Во время длинного их разговора в середу вечером, Сперанский не раз говорил: «У нас смотрят на всё, что выходит из общего уровня закоренелой привычки…» или с улыбкой: «Но мы хотим, чтоб и волки были сыты и овцы целы…» или: «Они этого не могут понять…» и всё с таким выраженьем, которое говорило: «Мы: вы да я, мы понимаем, что они и кто мы ».
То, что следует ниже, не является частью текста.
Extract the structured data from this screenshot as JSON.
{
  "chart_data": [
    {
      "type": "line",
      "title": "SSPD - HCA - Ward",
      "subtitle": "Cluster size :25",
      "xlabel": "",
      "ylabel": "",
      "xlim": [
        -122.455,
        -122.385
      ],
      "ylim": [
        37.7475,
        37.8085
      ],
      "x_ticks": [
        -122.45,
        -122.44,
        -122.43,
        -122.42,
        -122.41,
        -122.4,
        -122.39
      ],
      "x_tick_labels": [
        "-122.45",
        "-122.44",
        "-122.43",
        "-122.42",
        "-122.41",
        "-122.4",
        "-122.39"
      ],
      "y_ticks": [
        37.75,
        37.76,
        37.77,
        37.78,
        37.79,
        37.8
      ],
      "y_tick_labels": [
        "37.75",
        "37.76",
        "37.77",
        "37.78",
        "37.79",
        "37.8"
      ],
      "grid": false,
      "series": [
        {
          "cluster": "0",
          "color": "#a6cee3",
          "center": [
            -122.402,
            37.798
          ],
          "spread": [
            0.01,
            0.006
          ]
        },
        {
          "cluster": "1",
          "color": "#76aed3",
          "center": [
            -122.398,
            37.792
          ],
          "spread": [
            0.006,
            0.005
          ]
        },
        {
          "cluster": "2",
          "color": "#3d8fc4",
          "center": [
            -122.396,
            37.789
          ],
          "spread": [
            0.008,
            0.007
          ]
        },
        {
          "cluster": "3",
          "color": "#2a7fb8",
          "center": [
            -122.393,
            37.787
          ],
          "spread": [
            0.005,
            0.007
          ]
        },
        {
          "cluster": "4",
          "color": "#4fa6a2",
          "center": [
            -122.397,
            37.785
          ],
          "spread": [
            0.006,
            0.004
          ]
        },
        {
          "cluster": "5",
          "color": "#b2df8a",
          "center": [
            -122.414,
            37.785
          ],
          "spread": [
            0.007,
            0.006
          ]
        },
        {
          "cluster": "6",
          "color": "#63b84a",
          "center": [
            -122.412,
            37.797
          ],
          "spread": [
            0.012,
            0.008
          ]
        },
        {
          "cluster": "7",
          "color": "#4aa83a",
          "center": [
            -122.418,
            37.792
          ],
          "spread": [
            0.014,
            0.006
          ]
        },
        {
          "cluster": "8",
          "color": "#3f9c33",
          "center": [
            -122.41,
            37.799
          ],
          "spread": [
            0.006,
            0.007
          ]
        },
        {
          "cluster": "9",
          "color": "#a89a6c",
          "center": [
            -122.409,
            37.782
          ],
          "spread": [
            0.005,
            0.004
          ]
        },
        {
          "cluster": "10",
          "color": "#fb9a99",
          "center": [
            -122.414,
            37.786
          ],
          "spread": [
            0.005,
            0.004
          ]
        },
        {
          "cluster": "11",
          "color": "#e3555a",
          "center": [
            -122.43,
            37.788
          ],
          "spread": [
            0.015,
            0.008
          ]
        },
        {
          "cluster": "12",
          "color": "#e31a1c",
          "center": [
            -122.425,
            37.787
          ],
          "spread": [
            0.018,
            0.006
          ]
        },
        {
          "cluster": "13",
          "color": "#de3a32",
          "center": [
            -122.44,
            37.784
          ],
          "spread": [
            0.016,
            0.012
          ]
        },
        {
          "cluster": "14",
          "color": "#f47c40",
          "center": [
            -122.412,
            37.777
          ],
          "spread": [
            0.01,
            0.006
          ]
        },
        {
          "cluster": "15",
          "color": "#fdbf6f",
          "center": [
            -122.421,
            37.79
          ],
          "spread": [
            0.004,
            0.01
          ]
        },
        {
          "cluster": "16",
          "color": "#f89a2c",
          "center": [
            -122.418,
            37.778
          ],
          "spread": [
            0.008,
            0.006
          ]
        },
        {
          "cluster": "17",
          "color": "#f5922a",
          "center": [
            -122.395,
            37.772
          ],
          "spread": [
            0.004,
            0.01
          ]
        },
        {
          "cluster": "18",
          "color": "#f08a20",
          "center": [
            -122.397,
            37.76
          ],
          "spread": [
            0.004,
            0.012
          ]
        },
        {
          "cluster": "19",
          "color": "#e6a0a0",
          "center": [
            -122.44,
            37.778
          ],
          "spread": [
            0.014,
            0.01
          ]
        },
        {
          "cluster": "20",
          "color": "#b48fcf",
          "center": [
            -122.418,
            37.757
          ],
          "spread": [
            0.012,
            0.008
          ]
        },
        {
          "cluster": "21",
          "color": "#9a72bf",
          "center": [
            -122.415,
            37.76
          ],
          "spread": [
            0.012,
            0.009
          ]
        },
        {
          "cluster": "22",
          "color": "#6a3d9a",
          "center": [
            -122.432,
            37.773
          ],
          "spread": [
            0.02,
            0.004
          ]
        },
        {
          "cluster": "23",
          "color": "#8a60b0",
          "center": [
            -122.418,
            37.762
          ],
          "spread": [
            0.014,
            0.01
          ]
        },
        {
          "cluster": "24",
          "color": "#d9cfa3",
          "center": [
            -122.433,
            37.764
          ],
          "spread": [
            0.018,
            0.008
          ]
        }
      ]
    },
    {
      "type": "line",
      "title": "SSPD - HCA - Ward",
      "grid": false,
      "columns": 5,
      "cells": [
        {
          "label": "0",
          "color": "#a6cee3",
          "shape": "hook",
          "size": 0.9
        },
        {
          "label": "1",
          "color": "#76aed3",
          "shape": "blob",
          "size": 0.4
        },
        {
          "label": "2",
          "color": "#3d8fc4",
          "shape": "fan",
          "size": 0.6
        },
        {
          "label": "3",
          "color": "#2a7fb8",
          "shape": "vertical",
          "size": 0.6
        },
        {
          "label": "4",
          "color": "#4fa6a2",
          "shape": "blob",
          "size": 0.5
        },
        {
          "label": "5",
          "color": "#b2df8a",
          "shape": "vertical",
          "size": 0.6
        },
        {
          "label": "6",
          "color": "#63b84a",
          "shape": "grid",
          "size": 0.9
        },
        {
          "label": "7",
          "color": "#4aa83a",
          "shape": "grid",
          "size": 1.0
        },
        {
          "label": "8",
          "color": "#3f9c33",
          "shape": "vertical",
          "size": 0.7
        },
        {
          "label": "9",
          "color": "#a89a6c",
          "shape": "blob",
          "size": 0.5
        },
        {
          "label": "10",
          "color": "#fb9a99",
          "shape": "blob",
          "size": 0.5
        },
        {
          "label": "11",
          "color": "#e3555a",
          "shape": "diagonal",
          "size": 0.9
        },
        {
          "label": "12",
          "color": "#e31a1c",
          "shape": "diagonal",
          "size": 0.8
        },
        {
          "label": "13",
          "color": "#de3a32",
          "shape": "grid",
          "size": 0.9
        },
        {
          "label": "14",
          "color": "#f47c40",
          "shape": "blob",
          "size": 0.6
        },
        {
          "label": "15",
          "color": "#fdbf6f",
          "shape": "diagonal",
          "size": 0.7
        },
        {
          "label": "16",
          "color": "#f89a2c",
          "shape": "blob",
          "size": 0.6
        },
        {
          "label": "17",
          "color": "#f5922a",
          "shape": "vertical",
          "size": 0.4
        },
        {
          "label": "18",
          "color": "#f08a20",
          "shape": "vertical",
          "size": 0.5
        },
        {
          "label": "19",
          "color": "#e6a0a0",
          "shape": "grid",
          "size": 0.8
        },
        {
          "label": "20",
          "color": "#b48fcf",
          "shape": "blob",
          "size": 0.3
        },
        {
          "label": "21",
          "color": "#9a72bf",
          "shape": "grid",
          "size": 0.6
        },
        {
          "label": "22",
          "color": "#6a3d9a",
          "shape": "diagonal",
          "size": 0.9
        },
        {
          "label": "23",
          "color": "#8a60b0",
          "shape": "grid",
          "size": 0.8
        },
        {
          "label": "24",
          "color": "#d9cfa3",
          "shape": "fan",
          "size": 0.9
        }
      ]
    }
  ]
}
Этот первый, длинный разговор с Сперанским только усилил в князе Андрее то чувство, с которым он в первый раз увидал Сперанского. Он видел в нем разумного, строго мыслящего, огромного ума человека, энергией и упорством достигшего власти и употребляющего ее только для блага России. Сперанский в глазах князя Андрея был именно тот человек, разумно объясняющий все явления жизни, признающий действительным только то, что разумно, и ко всему умеющий прилагать мерило разумности, которым он сам так хотел быть. Всё представлялось так просто, ясно в изложении Сперанского, что князь Андрей невольно соглашался с ним во всем. Ежели он возражал и спорил, то только потому, что хотел нарочно быть самостоятельным и не совсем подчиняться мнениям Сперанского. Всё было так, всё было хорошо, но одно смущало князя Андрея: это был холодный, зеркальный, не пропускающий к себе в душу взгляд Сперанского, и его белая, нежная рука, на которую невольно смотрел князь Андрей, как смотрят обыкновенно на руки людей, имеющих власть. Зеркальный взгляд и нежная рука эта почему то раздражали князя Андрея. Неприятно поражало князя Андрея еще слишком большое презрение к людям, которое он замечал в Сперанском, и разнообразность приемов в доказательствах, которые он приводил в подтверждение своих мнений. Он употреблял все возможные орудия мысли, исключая сравнения, и слишком смело, как казалось князю Андрею, переходил от одного к другому. То он становился на почву практического деятеля и осуждал мечтателей, то на почву сатирика и иронически подсмеивался над противниками, то становился строго логичным, то вдруг поднимался в область метафизики. (Это последнее орудие доказательств он особенно часто употреблял.) Он переносил вопрос на метафизические высоты, переходил в определения пространства, времени, мысли и, вынося оттуда опровержения, опять спускался на почву спора.